Hier, la Proposition de Loi Constitutionnelle (PLC) visant à permettre la ratification de la Charte européenne des langues régionales ou minoritaires a été adoptée en commission des lois. Et à l’unanimité des députés présents. Une première étape avant le grand rendez-vous fixé à mercredi prochain 22 janvier, pour l’examen de cette loi à l’Assemblée Nationale. Présidée par Jean-Jacques Urvoas qui en sera le rapporteur, une quinzaine de députés de tous bords se sont exprimés sur le fond et la forme choisie donc par les députés de la majorité. Une séance publique et peu médiatisée : au même moment, François Hollande faisait sa conférence de presse. Il ne s’est pas exprimé sur ce dossier et aucun journaliste n’a daigné l’interroger.

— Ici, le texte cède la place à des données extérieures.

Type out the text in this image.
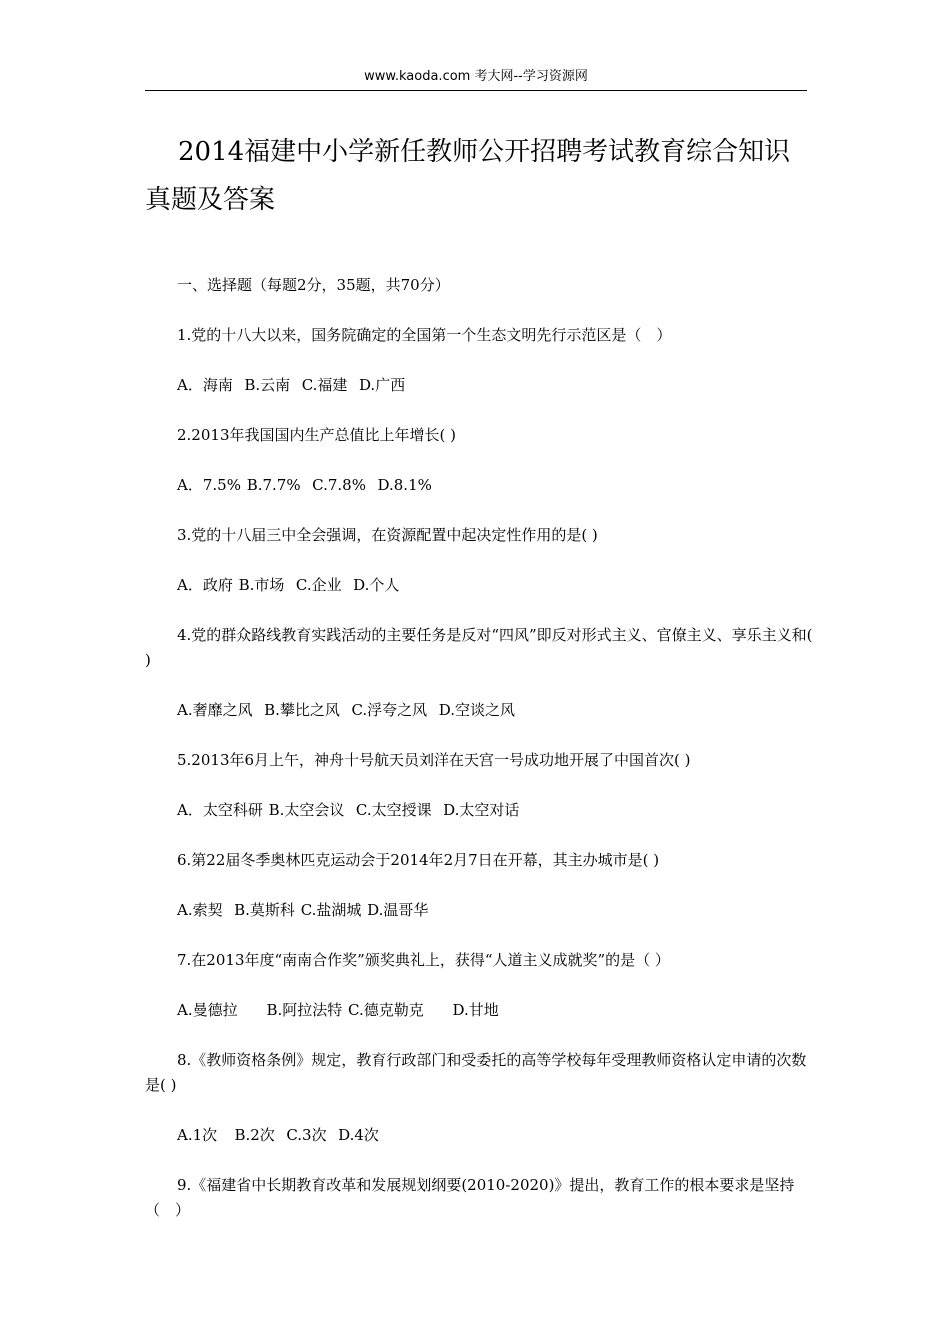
www.kaoda.com 考大网--学习资源网
2014福建中小学新任教师公开招聘考试教育综合知识真题及答案

一、选择题（每题2分，35题，共70分）

1.党的十八大以来，国务院确定的全国第一个生态文明先行示范区是（　）

A．海南  B.云南  C.福建  D.广西

2.2013年我国国内生产总值比上年增长( )

A．7.5% B.7.7%  C.7.8%  D.8.1%

3.党的十八届三中全会强调，在资源配置中起决定性作用的是( )

A．政府 B.市场  C.企业  D.个人

4.党的群众路线教育实践活动的主要任务是反对“四风”即反对形式主义、官僚主义、享乐主义和( )

A.奢靡之风  B.攀比之风  C.浮夸之风  D.空谈之风

5.2013年6月上午，神舟十号航天员刘洋在天宫一号成功地开展了中国首次( )

A．太空科研 B.太空会议  C.太空授课  D.太空对话

6.第22届冬季奥林匹克运动会于2014年2月7日在开幕，其主办城市是( )

A.索契  B.莫斯科 C.盐湖城 D.温哥华

7.在2013年度“南南合作奖”颁奖典礼上，获得“人道主义成就奖”的是（ ）

A.曼德拉     B.阿拉法特 C.德克勒克     D.甘地

8.《教师资格条例》规定，教育行政部门和受委托的高等学校每年受理教师资格认定申请的次数是( )

A.1次   B.2次  C.3次  D.4次

9.《福建省中长期教育改革和发展规划纲要(2010-2020)》提出，教育工作的根本要求是坚持（　）
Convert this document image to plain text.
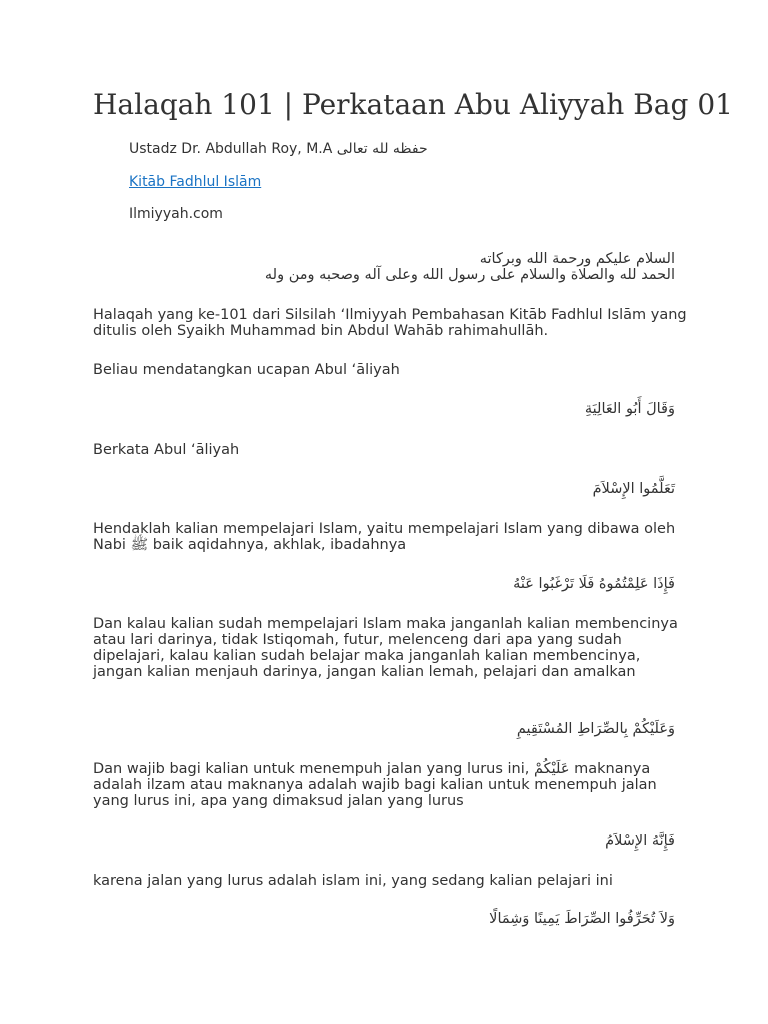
Halaqah 101 | Perkataan Abu Aliyyah Bag 01
Ustadz Dr. Abdullah Roy, M.A حفظه لله تعالى
Kitāb Fadhlul Islām
Ilmiyyah.com

السلام عليكم ورحمة الله وبركاته

الحمد لله والصلاة والسلام على رسول الله وعلى آله وصحبه ومن وله

Halaqah yang ke-101 dari Silsilah ‘Ilmiyyah Pembahasan Kitāb Fadhlul Islām yang ditulis oleh Syaikh Muhammad bin Abdul Wahāb rahimahullāh.

Beliau mendatangkan ucapan Abul ‘āliyah

وَقَالَ أَبُو العَالِيَةِ

Berkata Abul ‘āliyah

تَعَلَّمُوا الإِسْلاَمَ

Hendaklah kalian mempelajari Islam, yaitu mempelajari Islam yang dibawa oleh Nabi ﷺ baik aqidahnya, akhlak, ibadahnya

فَإِذَا عَلِمْتُمُوهُ فَلَا تَرْغَبُوا عَنْهُ

Dan kalau kalian sudah mempelajari Islam maka janganlah kalian membencinya atau lari darinya, tidak Istiqomah, futur, melenceng dari apa yang sudah dipelajari, kalau kalian sudah belajar maka janganlah kalian membencinya, jangan kalian menjauh darinya, jangan kalian lemah, pelajari dan amalkan

وَعَلَيْكُمْ بِالصِّرَاطِ المُسْتَقِيمِ

Dan wajib bagi kalian untuk menempuh jalan yang lurus ini, عَلَيْكُمْ maknanya adalah ilzam atau maknanya adalah wajib bagi kalian untuk menempuh jalan yang lurus ini, apa yang dimaksud jalan yang lurus

فَإِنَّهُ الإِسْلاَمُ

karena jalan yang lurus adalah islam ini, yang sedang kalian pelajari ini

وَلاَ تُحَرِّفُوا الصِّرَاطَ يَمِينًا وَشِمَالًا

La voie choisie sur ce chemin un peu tordu et sinueux de la ratification est donc de rajouter une phrase dans la constitution permettant de ratifier cette charte. En évitant de se faire retoquer par le conseil d’Etat (en 2013) ou le Conseil Constitutionnel (1999). L’idée est donc d’ajouter un article 53-3 dans le titre VI de la constitution (relatif aux traités et accords internationaux).

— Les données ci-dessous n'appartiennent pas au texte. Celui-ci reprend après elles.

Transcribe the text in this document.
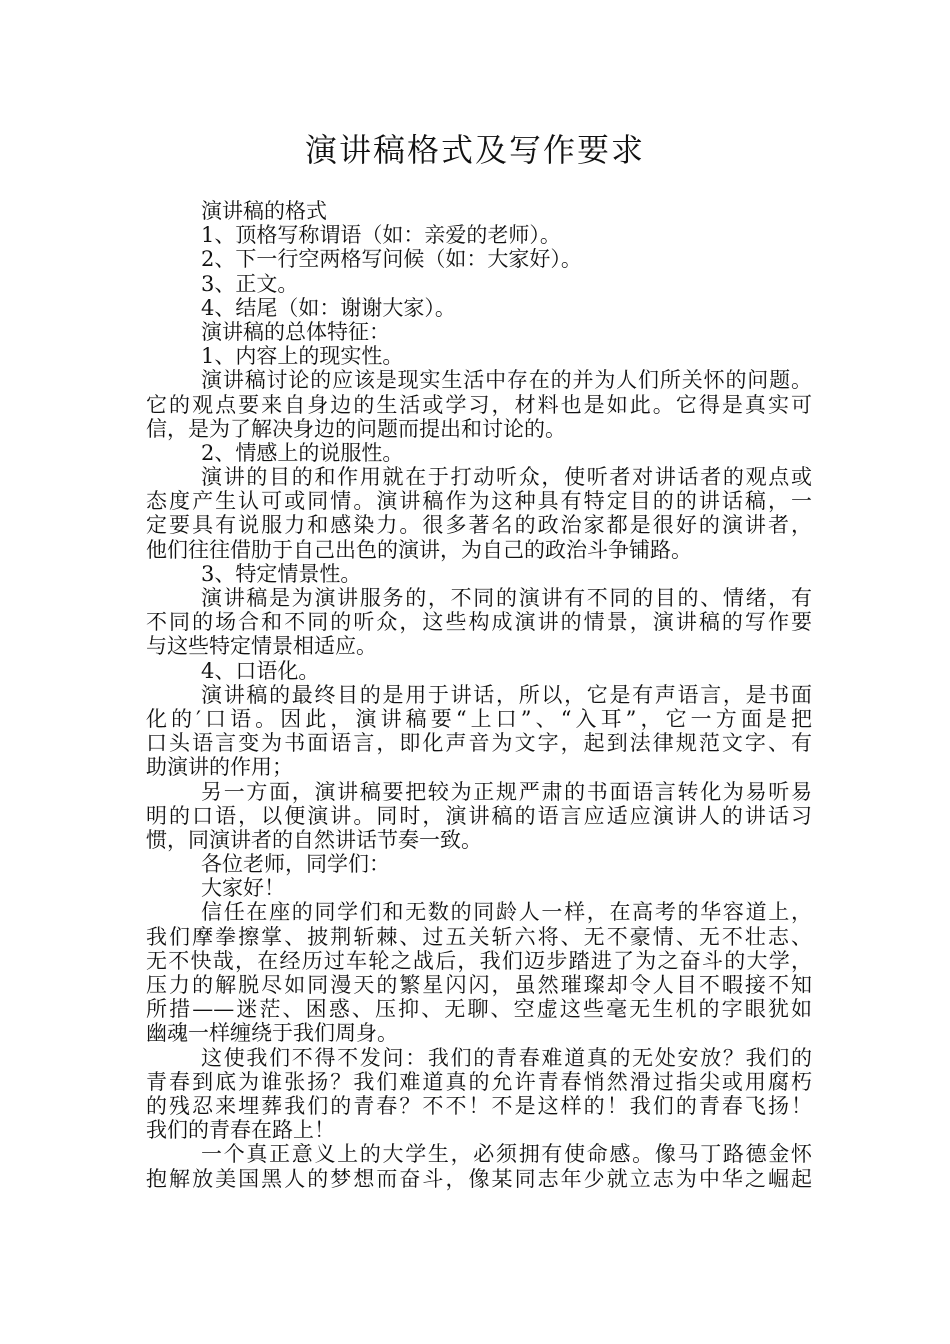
演讲稿格式及写作要求
演讲稿的格式
1、顶格写称谓语（如：亲爱的老师）。
2、下一行空两格写问候（如：大家好）。
3、正文。
4、结尾（如：谢谢大家）。
演讲稿的总体特征：
1、内容上的现实性。
演讲稿讨论的应该是现实生活中存在的并为人们所关怀的问题。
它的观点要来自身边的生活或学习，材料也是如此。它得是真实可
信，是为了解决身边的问题而提出和讨论的。
2、情感上的说服性。
演讲的目的和作用就在于打动听众，使听者对讲话者的观点或
态度产生认可或同情。演讲稿作为这种具有特定目的的讲话稿，一
定要具有说服力和感染力。很多著名的政治家都是很好的演讲者，
他们往往借肋于自己出色的演讲，为自己的政治斗争铺路。
3、特定情景性。
演讲稿是为演讲服务的，不同的演讲有不同的目的、情绪，有
不同的场合和不同的听众，这些构成演讲的情景，演讲稿的写作要
与这些特定情景相适应。
4、口语化。
演讲稿的最终目的是用于讲话，所以，它是有声语言，是书面
化的′口语。因此，演讲稿要“上口”、“入耳”，它一方面是把
口头语言变为书面语言，即化声音为文字，起到法律规范文字、有
助演讲的作用；
另一方面，演讲稿要把较为正规严肃的书面语言转化为易听易
明的口语，以便演讲。同时，演讲稿的语言应适应演讲人的讲话习
惯，同演讲者的自然讲话节奏一致。
各位老师，同学们：
大家好！
信任在座的同学们和无数的同龄人一样，在高考的华容道上，
我们摩拳擦掌、披荆斩棘、过五关斩六将、无不豪情、无不壮志、
无不快哉，在经历过车轮之战后，我们迈步踏进了为之奋斗的大学，
压力的解脱尽如同漫天的繁星闪闪，虽然璀璨却令人目不暇接不知
所措——迷茫、困惑、压抑、无聊、空虚这些毫无生机的字眼犹如
幽魂一样缠绕于我们周身。
这使我们不得不发问：我们的青春难道真的无处安放？我们的
青春到底为谁张扬？我们难道真的允许青春悄然滑过指尖或用腐朽
的残忍来埋葬我们的青春？不不！不是这样的！我们的青春飞扬！
我们的青春在路上！
一个真正意义上的大学生，必须拥有使命感。像马丁路德金怀
抱解放美国黑人的梦想而奋斗，像某同志年少就立志为中华之崛起
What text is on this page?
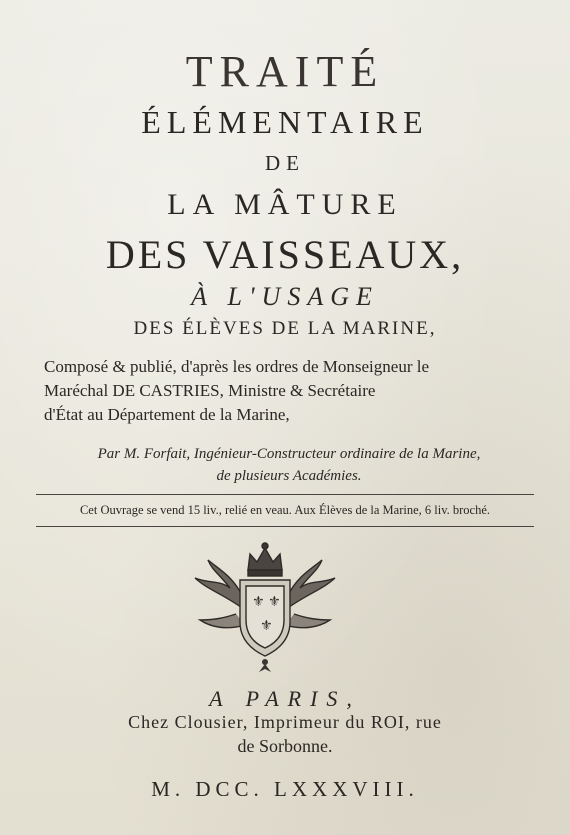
TRAITÉ
ÉLÉMENTAIRE
DE
LA MÂTURE
DES VAISSEAUX,
À L'USAGE
DES ÉLÈVES DE LA MARINE,
Composé & publié, d'après les ordres de Monseigneur le
Maréchal DE CASTRIES, Ministre & Secrétaire
d'État au Département de la Marine,
Par M. Forfait, Ingénieur-Constructeur ordinaire de la Marine,
de plusieurs Académies.
Cet Ouvrage se vend 15 liv., relié en veau. Aux Élèves de la Marine, 6 liv. broché.
⚜ ⚜
⚜
A PARIS,
Chez Clousier, Imprimeur du ROI, rue
de Sorbonne.
M. DCC. LXXXVIII.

Selon son rapporteur, ce texte a 2 objectifs :
- s’assurer de la mise en place d’un dispositif solide sur un plan juridique pour éviter les écueils précédents
- présenter un texte consensuel dépassant les clivages politiques.

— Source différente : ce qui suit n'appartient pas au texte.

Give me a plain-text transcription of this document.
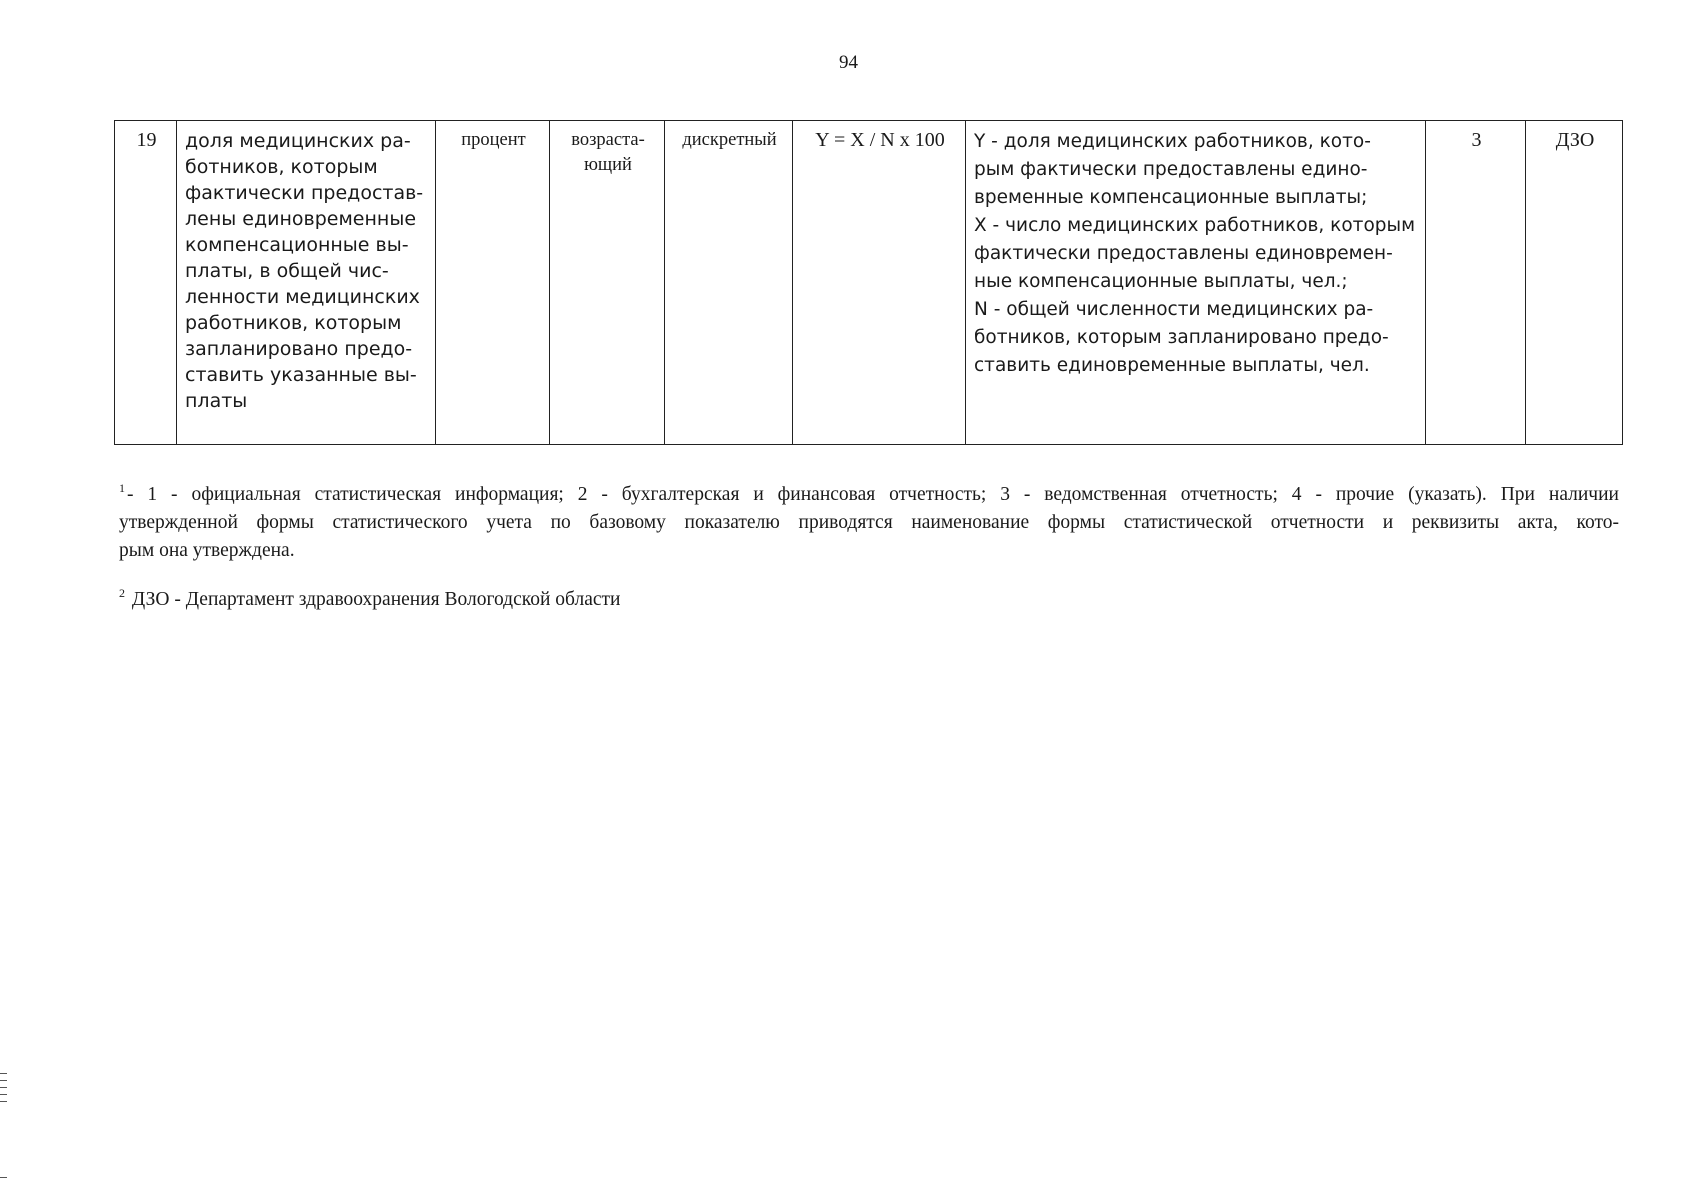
94
19	доля медицинских ра-
ботников, которым
фактически предостав-
лены единовременные
компенсационные вы-
платы, в общей чис-
ленности медицинских
работников, которым
запланировано предо-
ставить указанные вы-
платы
	процент	возраста-
ющий
	дискретный	Y = X / N x 100	Y - доля медицинских работников, кото-
рым фактически предоставлены едино-
временные компенсационные выплаты;
X - число медицинских работников, которым
фактически предоставлены единовремен-
ные компенсационные выплаты, чел.;
N - общей численности медицинских ра-
ботников, которым запланировано предо-
ставить единовременные выплаты, чел.
	3	ДЗО
$^1$ - 1 - официальная статистическая информация; 2 - бухгалтерская и финансовая отчетность; 3 - ведомственная отчетность; 4 - прочие (указать). При наличии
утвержденной формы статистического учета по базовому показателю приводятся наименование формы статистической отчетности и реквизиты акта, кото-
рым она утверждена.
$^2$ ДЗО - Департамент здравоохранения Вологодской области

Seulement voilà, beaucoup de députés s’interrogent sur la voie choisie : une PPL (donc à l’initiative des députés) doit être validée seulement par référendum. Jean-Jacques Urvoas s’est voulu rassurant : « Constatons que la majorité est nette au parlement…Pour pouvoir dire au gouvernement : reprenez la main ! ». La volonté c’est d’arriver à une ratification par la voie du Congrès ». L’idée serait donc d’éviter un référendum où l’on a pour habitude de ne pas répondre à la question mais à celui qui la pose. Et par les temps qui courrent…
Ce texte inquiète aussi par sa complexité. Certains députés l’ont relevé au même titre que des défenseurs des langues régionales. Car cet article 53-3 mentionne des déclarations interprétatives, autrement dit des restrictions qui pourraient se retourner contre les langues régionales. Marc le Fur, très affûté sur le dossier : « sur les 16 lignes de cette proposition, 15 sont négatives car ce sont des clauses interprétatives. » Un avis partagé par le Réseau européen pour l’égalité des langues qui ne soutient pas cette PLC. Là encore, Jean-Jacques Urvoas s’en défend : « J’aurai adoré faire un texte lisible et clair. Mais le Conseil Constitutionnel depuis son avis du 15 juin 99 nous a mis un certain nombre de préconisations que je dois sécuriser. …Ne pas mentionner la déclaration interprétative, c’est créer un trouble dans l’interprétation. »
Un dossier qui devient donc de plus en plus technique et juridique, un cheminement vers la ratification de plus en plus long et sinueux…Et dire que cette Charte n’est qu’un simple outil et qu’il faudra ensuite une véritable loi donnant un statut juridique à ces langues!